While 7-month-old mixed-breed puppy "Cody" continues to recover from his injuries, the search is on for the person who apparently dragged the dog behind a vehicle.

Cody was found abandoned and tied to a tree by the Riverdale Animal Hospital on Riverdale Road Saturday morning with injuries to his lower body and the top of his paws.

"The injuries he had were indicative of having been dragged," said Robin Rawls, vice president of the Clayton County Humane Society.

The county animal control who retrieved the puppy from where it had been left brought it to the Humane Society in hopes they would nurse him back to health, Rawls said. On Wednesday, Cody's prognosis was good following surgery on his injuries, said veterinarian Travis Aycock with the Hudson Bridge Animal Hospital in Henry County.

"We were able to close several of his wounds, especially the worst wound on his chest," Aycock said. "He should be fine. He has a lot of energy."
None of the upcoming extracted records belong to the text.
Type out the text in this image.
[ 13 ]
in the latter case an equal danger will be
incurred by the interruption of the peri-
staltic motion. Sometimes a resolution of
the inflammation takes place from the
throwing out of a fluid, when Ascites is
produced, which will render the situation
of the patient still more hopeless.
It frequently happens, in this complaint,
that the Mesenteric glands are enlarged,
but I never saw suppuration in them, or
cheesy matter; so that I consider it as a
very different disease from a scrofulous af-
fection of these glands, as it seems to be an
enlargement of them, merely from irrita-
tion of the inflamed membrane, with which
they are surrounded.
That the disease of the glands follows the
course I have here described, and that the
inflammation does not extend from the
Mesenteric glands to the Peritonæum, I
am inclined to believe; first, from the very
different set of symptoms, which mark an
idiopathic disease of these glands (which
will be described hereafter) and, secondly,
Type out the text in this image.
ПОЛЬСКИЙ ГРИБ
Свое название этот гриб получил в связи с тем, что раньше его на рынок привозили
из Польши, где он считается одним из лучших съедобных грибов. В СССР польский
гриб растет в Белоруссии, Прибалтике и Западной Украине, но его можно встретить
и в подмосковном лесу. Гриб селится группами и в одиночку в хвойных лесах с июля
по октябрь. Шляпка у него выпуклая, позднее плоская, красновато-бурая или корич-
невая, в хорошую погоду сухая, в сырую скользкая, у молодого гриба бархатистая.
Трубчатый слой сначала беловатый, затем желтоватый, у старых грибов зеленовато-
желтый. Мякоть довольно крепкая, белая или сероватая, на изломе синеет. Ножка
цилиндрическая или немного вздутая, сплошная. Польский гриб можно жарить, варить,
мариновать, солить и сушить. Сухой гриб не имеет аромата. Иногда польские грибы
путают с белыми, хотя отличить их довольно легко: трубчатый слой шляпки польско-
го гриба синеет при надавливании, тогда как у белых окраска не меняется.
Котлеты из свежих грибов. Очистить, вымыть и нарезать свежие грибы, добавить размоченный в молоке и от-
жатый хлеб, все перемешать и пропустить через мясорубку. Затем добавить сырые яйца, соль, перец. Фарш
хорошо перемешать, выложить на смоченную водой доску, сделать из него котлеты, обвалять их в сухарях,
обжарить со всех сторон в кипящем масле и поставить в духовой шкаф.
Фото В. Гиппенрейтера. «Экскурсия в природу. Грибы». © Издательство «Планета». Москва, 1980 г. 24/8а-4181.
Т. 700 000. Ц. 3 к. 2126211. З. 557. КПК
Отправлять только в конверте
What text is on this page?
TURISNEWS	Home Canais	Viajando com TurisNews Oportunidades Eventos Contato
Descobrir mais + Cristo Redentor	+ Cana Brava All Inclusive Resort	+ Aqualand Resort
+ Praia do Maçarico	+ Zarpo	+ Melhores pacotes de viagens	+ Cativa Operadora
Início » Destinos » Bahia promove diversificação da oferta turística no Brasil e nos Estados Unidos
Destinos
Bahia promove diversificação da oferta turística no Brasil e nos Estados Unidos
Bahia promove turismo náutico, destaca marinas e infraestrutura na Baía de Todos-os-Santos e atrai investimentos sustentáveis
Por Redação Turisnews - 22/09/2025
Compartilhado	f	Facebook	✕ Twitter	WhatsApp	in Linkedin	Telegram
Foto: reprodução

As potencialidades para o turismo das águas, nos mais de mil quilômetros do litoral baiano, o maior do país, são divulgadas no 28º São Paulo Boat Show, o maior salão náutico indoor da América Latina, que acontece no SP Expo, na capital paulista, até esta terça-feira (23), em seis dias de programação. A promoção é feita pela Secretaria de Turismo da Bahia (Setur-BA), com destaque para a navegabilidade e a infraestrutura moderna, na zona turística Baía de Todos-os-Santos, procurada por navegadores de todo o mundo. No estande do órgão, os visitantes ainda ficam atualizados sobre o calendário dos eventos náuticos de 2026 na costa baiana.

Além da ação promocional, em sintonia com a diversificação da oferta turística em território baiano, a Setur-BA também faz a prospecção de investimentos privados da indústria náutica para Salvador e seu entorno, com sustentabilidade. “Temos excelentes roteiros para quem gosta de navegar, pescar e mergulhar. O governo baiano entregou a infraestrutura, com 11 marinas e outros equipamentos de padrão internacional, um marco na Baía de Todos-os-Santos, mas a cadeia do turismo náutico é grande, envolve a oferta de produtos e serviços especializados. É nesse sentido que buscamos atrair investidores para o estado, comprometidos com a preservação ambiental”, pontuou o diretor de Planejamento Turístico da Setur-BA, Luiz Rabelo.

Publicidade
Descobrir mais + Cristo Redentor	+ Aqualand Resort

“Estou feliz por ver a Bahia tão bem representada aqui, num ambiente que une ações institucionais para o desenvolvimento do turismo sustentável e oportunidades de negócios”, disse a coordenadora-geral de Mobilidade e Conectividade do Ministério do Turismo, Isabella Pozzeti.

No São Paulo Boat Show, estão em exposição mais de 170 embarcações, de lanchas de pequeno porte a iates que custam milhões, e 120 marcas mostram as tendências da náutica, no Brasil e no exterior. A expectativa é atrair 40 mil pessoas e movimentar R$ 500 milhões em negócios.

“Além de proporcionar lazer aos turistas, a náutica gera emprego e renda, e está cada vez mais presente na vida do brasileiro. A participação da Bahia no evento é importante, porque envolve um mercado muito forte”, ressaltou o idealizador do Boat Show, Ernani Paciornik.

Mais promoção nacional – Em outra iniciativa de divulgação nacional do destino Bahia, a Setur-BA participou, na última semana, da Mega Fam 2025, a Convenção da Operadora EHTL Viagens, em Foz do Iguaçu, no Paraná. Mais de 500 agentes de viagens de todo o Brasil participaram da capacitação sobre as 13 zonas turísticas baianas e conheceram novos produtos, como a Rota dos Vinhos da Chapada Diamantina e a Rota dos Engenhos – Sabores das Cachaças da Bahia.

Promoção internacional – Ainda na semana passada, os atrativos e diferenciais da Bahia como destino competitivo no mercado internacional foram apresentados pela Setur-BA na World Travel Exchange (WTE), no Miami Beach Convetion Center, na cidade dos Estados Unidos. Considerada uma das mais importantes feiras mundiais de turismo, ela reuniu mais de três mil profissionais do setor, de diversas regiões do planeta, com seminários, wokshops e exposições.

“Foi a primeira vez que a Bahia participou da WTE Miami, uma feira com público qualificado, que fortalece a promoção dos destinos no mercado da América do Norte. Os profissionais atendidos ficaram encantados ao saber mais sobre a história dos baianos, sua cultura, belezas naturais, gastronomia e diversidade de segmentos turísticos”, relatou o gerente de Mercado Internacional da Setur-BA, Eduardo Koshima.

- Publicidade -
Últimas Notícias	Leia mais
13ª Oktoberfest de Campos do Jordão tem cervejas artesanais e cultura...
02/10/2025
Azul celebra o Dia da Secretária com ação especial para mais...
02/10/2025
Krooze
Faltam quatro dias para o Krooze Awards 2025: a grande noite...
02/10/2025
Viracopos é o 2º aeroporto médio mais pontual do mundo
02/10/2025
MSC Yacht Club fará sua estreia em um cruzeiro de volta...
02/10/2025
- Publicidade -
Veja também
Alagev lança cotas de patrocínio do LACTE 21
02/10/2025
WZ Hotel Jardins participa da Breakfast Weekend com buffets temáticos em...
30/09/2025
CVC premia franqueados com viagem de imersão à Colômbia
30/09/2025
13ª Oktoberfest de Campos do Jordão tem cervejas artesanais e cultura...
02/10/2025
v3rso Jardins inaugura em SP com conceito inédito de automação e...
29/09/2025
Aycock said there was no sign that the dog was hit by a car before being dragged and he doesn't think Cody was dragged by a leash around the neck. Instead, he may have been in a harness.

Also, Cody may have been dragged at relatively low speeds because his injuries would have been more severe otherwise, Aycock said. Aycock also said the dragging could have been an accident.

"But no matter what they should have sought out medical treatment," Aycock said.

Rawls said she was also concerned that the dog had been left outside the Riverdale clinic with no food or water. The dog was only there for 30 minutes to an hour before the animal control officer arrived, said Jonathan Denton, the veterinarian at the Riverdale clinic.

Denton also said that he checked Cody when he was discovered and determined that the dog's injuries did not require immediate treatment.

It is common for people to abandon animal at veterinary clinics, Denton and Aycock said.

"We had a woman walk in with a dog on a leash, leave it in the waiting room and then go outside and try to drive away," Denton said. "We don't have the resources to take every abandoned animal."

Aycock said his clinic sometimes tries to find homes for animals left there, especially healthy kittens and puppies, but often they, too, must call animal control to pick the animals up.

The Primate Freedom Project is offering a $1,000 reward for information on Cody's case.

"We want to pay that money out," said PFE Southeast Director Jean Barnes said.